J'avais été personnellement informé par un fonctionnaire de la CAF de la signature ,dans la nuit de mercredi à jeudi dernier, d'un accord entre le Président de la Caisse Nationale d'Allocations Familiales et Brice Hortefeux sur la mise en œuvre de ce désengagement de l'Etat. Nadine Morano vient de confirmer que le tuyau n'était pas percé. On va camoufler la fin de la maternelle à la Française (gratuite mais non obligatoire), derrière un apport dans les familles pour l'accueil des 2-3 ans. Facile et d'une incroyable malhonnêteté politique. L'Etat va renforcer ses efforts financiers pour permettre la création de 100.000 places en crèche, a annoncé samedi la secrétaire d'Etat à la Famille au Journal du Dimanche, en indiquant que les jardins d'éveil pour les 2-3 ans seraient expérimentés « dès la rentrée ». Une supercherie supplémentaire, car si l'etat intervient sur les investissements, il compte sur les impôts locaux pour, d'une part payer la majeure partie des constructions, mais surtout pour en assurer ensuite le fonctionnement, puisque la CAF n'a plus les moyens (qui a exempté des milliers d'emplois des cotisations sociales ?) d'accompagner les collectivités gestionnaires, tout en imposant les critères de fonctionnement, et en plafonnant les participations des familles.

JARDINS A CULTIVER
« Nous (sic) tiendrons les objectifs définis par le président de la République de créer 200.000 offres de garde supplémentaires, a affirmé la secrétaire d'Etat dans l'édition du samedi du JDD. Selon elle, "l'Etat fait un effort considérable en augmentant le Fonds national d'action sociale (Fnas) de 7,5% par an, soit 1,2 milliard d'euros supplémentaires, pour la création de 100.000 places en crèches ». C'est faux, archi-faux, car elle oublie de préciser la somme faramineuse qui restera à la charge des communes qui accepteront de créer ses 100 000 places. La seule mesure qui serait équitable, c'est que l'Etat fasse un
« service public de la petite enfance » et en assume uniformément sur le pays l'accessibilité matérielle et financière. Mais Darcos et ses potes du Club de l'Horloge veillent ! Les autres offres de garde se feront par les "nouvelles dispositions de diversification des modes de garde votées par le Parlement (regroupement d'assistantes maternelles, passage de 3 à 4 enfants par agrément)", et "le développement de l'accueil collectif: crèches classiques, d'entreprise, création... de jardins d'éveil (NDLR : tiens donc, c'est dans le paquet cadeau ), optimisation des places de crèches hospitalières... », a précisé Mme Morano.

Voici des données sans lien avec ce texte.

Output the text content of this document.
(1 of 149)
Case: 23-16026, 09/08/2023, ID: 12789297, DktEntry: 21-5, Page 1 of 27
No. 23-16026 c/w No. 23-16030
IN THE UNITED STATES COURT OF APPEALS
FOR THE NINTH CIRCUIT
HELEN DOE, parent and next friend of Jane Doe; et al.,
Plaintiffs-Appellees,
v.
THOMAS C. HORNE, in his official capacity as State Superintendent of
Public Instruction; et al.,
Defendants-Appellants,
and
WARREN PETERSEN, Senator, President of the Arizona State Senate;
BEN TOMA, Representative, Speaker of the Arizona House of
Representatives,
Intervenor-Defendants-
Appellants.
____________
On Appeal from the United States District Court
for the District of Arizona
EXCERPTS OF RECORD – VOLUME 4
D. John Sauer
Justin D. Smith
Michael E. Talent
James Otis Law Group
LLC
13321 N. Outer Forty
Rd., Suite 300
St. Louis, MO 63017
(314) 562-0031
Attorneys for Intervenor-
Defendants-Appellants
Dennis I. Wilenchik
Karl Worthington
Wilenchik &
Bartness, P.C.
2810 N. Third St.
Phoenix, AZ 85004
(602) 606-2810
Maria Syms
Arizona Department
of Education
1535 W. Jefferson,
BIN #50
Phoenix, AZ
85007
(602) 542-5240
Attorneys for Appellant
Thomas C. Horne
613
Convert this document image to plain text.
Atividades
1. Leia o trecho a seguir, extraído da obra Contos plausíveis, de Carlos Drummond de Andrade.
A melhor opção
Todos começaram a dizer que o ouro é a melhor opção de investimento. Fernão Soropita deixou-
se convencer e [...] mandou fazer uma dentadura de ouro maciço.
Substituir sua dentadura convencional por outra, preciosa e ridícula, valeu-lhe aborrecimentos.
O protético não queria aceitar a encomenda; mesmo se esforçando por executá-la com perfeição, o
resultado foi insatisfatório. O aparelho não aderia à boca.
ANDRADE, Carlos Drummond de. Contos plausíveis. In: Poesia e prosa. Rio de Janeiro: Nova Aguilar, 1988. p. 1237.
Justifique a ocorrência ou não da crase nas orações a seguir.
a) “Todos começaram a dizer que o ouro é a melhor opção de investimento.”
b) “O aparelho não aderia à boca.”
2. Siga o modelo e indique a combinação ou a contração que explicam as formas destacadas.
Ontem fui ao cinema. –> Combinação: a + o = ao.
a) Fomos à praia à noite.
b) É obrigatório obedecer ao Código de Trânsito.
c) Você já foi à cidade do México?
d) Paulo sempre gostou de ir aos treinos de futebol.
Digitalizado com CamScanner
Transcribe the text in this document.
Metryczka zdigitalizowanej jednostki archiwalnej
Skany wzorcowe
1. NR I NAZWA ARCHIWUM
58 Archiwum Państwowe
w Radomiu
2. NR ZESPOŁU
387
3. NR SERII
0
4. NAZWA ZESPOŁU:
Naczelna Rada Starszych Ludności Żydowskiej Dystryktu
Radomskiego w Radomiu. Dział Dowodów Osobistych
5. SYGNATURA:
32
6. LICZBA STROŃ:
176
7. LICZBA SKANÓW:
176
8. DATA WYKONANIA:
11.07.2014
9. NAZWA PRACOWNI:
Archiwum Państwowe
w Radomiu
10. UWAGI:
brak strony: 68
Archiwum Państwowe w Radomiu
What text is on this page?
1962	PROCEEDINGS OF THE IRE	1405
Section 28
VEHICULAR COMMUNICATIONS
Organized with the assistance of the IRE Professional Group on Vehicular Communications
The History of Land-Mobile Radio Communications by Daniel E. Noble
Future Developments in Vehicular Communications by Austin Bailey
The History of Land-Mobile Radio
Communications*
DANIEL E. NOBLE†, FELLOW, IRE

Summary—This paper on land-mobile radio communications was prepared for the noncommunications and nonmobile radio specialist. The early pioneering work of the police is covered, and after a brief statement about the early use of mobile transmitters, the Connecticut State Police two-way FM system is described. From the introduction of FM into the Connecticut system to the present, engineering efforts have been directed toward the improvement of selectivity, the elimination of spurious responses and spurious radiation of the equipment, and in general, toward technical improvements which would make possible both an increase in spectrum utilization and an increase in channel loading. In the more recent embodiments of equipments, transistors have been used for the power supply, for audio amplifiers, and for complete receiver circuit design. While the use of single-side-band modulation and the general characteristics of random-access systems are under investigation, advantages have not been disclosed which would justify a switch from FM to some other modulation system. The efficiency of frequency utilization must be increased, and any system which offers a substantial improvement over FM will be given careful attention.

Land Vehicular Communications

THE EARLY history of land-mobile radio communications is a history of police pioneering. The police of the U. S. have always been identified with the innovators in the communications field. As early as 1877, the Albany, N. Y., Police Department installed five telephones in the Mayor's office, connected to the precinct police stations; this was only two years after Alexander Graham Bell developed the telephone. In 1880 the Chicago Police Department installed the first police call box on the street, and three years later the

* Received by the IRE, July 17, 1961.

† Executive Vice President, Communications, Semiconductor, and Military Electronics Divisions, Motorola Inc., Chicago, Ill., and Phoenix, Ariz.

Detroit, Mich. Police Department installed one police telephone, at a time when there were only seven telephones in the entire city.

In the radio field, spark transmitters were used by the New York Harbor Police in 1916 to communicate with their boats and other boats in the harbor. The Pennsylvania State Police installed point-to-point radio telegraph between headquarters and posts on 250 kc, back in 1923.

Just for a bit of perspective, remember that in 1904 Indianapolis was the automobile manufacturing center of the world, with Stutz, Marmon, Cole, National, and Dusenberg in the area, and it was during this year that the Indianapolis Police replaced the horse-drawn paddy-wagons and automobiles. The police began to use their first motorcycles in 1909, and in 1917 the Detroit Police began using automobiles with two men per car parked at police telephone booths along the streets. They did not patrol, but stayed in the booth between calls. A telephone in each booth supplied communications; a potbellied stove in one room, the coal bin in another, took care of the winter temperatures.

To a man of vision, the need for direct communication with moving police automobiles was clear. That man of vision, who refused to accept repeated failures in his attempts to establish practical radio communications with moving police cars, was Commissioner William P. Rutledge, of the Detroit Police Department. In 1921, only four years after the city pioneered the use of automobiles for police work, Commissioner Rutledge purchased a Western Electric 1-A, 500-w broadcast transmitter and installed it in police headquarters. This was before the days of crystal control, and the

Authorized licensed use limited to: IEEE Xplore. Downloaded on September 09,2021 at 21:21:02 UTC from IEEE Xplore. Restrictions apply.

Elle ajoute que les jardins d'éveil pour les 2-3 ans seront expérimentés « dès la rentrée » et « intégrés dans les écoles lorsque cela est possible », se substituant à son collègue et  mettant un coin dans le principe de locaux éducatifs transformés en locaux d'accueil. « Le financement de 8.000 places (en jardins d'éveil) est prévu dans la nouvelle convention que nous signerons avec la Caf », a-t-elle ajouté. Il sera assuré par la Caf,... les collectivités locales (les impôts locaux assumeront), les parents en fonction de leurs revenus (NDLR : la maternelle était gratuite), et « les entreprises qui dans le cadre de leur politique familiale pourront financer les places de jardins d'éveil tout comme elles financent des places de berceaux ».
C'est fait (juste avant les vacances : pur hasard !), la maternelle deviendra donc une structure privatisée (familles, entreprises), gérée encore pour quelque temps par les mairies. Ensuite, on verra au fil des ans. Morano et Darcos espèrent que, comme pour le service minimum, les parents vont faire pression sur les élus locaux pour qu'ils répondent à cette offre. L'attaque est sournoise, habile dans une période où le souci des familles est essentiellement financier. La marchandisation de l'école va débuter et se développer. La République ne s'en remettra pas !
Mais je déblogue...

Partager cet article

Repost 0
Published by Jean-Marie DARMIAN - dans ACTUALITE
commenter cet article

commentaires

mathilde 07/04/2009 11:23

Sur ce point je ne suis pas d'accord. Passons sur les intentions de cette équipe de fous car là-dessus tu ne trompes pas souvent, malheureusement. En revanche je ne suis pas pour l'accès des tous petits à la maternelle. Jusqu'à 3 ans il me semble que la crèche, les nounous ou les mamans bien-sûr si elles le peuvent, tiennent bien le rôle qu'elles ont à jouer. Ces tout petits ont besoin d'éveil en effectif réduit et les efforts de la CAF et du CG pour aider à la création des RAM viennent enrichir les compétences des assistantes maternelles, garantissant ainsi une qualité d'accueil pour nos enfants.

J.J. 07/04/2009 09:25

Est-il possible de citer, à part les clients potentiels du Fouquet's, une catégorie de la population qui n'est pas menacée par le tsunami pseudo-libéral ?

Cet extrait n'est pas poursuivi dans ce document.